Wow, that's a good point. I wonder why the nurses and speech therapy continue to even do such a practice....
milkglass
18 Posts
Our unit also uses a cross-cut (can't think of the brand except it's not Similac like our other nipples). We also use a scalpel or scissors to cut the cross cut or regular nipple open wider. We taught this all the time and naturally someone pointed out that it is inconsistent (which I agree with) so we got an email saying "stop doing this" with no actual solution. We don't cross-cut the nipple for the heck of it, it's because the thickened feed won't come out otherwise! So most nurses have continued cutting it, because the current nipple as-is simply does not work.
I haven't heard of this advent bottle. Do your hospitals stock it? Is it the type that if you turn the nipple, the size of the hole changes?
Also, I spoke with a Similac rep about this issue who said they have a "spit-up" formula that is the same consistency of regular formula so it can go through a normal nipple, but thickens once it hits the stomach. Does anyone use this formula yet?
We have used that formula but it doesn't work as well as rice. And the parents have to bring in anything that is not our normal bottle/nipple stock .
NicuGal, what brand is your cross-cut? Your thickened formula actually passes through it fine without altering?
Our brand is Enfamil. I've tried even a 1/2 tsp per ounce of oatmeal or rice and it still gets clogged. We usually give babies 1-2 tsp per ounce.
Ours are Enfamil. We haven't had issues with the rice, we don't use oatmeal. We don't alter the nipples because you shouldn't be showing the parents how to do that for liability reasons.
A lot of parents will bring in nipples that are for older babies as the holes are bigger and flow faster.
Yeah, the hospital stocks the Avents. It has three settings, the one that is pointing to the baby's nose is the one it's "on". I is the slowest, II is medium, and III is fastest. We also use 3-hole and 4-hole nipples for breastmilk because they are slower than the variable on I (since MBM doesn't thicken as well).

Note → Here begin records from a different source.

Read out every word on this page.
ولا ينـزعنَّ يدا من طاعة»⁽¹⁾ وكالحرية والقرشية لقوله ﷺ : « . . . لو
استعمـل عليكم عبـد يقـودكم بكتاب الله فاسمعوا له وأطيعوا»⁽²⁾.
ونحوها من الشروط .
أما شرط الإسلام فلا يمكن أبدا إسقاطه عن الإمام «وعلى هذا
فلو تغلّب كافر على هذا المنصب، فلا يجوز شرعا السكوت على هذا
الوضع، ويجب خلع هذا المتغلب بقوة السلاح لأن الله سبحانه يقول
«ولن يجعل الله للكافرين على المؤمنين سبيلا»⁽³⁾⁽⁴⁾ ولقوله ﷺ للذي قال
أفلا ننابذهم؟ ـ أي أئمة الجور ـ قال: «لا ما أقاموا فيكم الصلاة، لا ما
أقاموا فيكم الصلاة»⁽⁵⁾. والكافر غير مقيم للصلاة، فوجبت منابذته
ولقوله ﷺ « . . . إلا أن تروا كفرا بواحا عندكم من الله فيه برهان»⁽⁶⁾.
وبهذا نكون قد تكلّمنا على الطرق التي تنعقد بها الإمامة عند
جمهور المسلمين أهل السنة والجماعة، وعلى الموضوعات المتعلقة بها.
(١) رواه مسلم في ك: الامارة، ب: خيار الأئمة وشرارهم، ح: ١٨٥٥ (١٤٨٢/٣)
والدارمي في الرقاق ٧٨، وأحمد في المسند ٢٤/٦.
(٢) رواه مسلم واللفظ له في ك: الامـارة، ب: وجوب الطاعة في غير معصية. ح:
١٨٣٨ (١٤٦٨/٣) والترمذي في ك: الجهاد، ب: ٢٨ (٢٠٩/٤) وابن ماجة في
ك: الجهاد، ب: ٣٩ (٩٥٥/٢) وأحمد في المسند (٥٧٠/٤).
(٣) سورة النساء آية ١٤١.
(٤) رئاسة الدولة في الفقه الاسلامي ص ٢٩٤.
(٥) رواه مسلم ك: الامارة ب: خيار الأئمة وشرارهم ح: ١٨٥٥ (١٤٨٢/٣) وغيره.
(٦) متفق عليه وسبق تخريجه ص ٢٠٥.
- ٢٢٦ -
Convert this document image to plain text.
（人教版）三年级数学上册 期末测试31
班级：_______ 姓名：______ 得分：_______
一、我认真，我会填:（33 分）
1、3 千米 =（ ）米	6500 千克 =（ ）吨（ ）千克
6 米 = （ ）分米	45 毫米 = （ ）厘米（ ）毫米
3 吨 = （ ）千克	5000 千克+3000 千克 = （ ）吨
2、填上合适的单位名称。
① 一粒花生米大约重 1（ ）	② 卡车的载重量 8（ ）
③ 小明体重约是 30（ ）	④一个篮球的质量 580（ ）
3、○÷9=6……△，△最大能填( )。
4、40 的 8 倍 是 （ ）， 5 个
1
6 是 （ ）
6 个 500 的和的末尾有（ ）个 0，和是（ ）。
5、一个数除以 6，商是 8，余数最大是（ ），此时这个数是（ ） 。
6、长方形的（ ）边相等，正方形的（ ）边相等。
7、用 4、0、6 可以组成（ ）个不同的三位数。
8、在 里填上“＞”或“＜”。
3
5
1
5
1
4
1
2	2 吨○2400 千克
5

This is the one we have, in the 5 ounce size.
http://m.usa.philips.com/m/avent-baby-bottle-feeding/1-classic-11oz-variable-flow-nipple-scf686_17/prd/en/
We have the "spit up" formula too, ours is Enfamil AR...I agree with NicuGal that it doesn't work as well. I don't see it used very often. The other consideration with it is that it's a full-term 20 cal formula, and most babies in my unit are on premature 22-24 cal which means we have to mix it differently (and no pre filled bottles)...could lead to mistakes.